Lipid vesicular drug delivery systems in treatment of intracellular infections: capabilities and challenges

Lipid vesicles composed of amphiphilic compounds and cholesterol are classified as new drug delivery systems for transfer of vast range of chemical and biological ingredients through biological membranes. Liposomes, niosomes, ufasomes and many other somes are used nowadays for treatment of intracellular infections such as tuberculosis, leishmaniasis, malaria and AIDS. For example, in order to better penetration of paromomycin, a cationic aminoglycoside compound through biological membranes including macrophage cytoplasmic membrane, stratum corneum of skin and amastigote/promastigote cell membranes, we designed niosomal formulation and assessed its in vitro and in vivo antileishmanial effect. Furthermore, niosomal zinc sulfate, amphotericin B, glucantime and dapsone were also formulated, pharmaceutically characterized and practically evaluated and utilized, in some cases, in clinical trials to treat Leishmania major or L. tropica cutaneous infections.
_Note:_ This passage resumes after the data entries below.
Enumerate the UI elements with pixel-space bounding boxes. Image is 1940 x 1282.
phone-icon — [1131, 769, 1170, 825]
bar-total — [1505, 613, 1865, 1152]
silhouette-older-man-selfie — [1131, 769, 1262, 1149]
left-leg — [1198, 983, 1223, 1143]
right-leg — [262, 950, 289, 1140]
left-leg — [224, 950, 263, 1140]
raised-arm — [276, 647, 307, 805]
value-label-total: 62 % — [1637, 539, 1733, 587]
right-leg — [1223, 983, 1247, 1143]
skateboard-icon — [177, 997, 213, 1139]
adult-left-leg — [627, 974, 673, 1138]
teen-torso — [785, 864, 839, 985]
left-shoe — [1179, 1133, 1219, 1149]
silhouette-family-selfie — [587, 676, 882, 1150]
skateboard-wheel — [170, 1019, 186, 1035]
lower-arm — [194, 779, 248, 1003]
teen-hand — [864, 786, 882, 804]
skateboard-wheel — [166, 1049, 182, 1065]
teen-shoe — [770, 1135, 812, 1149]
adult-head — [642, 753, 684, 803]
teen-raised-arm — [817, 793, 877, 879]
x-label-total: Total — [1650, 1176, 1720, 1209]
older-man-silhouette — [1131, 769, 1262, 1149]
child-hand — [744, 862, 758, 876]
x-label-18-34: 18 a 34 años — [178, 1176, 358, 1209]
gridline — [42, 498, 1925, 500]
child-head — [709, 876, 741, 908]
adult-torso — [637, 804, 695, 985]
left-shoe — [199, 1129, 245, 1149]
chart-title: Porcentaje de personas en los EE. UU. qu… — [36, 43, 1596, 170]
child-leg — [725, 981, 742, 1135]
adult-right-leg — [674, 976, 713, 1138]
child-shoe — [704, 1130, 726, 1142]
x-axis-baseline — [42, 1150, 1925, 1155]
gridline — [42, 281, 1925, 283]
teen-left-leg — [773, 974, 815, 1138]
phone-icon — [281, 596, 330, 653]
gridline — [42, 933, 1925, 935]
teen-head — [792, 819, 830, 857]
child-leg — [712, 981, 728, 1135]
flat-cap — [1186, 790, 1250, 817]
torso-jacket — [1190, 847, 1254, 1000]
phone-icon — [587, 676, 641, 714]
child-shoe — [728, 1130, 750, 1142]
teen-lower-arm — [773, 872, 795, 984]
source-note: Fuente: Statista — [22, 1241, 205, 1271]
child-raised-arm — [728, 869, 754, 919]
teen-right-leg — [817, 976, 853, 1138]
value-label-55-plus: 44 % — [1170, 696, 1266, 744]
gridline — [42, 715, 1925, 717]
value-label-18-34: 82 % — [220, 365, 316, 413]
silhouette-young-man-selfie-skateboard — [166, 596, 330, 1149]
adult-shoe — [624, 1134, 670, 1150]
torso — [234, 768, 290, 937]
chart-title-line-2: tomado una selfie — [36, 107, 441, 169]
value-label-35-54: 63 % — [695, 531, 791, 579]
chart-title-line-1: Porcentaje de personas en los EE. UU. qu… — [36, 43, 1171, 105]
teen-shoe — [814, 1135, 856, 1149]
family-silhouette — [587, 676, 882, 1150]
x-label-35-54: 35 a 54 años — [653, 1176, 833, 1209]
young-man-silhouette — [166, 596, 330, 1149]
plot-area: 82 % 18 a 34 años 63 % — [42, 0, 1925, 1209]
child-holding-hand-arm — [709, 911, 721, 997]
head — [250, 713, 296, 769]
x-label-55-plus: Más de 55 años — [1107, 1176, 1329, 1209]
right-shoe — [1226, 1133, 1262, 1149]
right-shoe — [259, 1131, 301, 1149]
Hereby, some commercialized antimicrobials formulated as lipid vesicles will be presented and their clinical application(s) will be shown. Then, some new aspects of these micro/nano-particulate dosage forms, including new formulations prepared in Kerman University of Medical Sciences (KMU), will be introduced. Some challenges such as sterile formulation and packaging, active pharmaceutical ingredients (APIs) stability and probable cytotoxicity or side effects will also be discussed.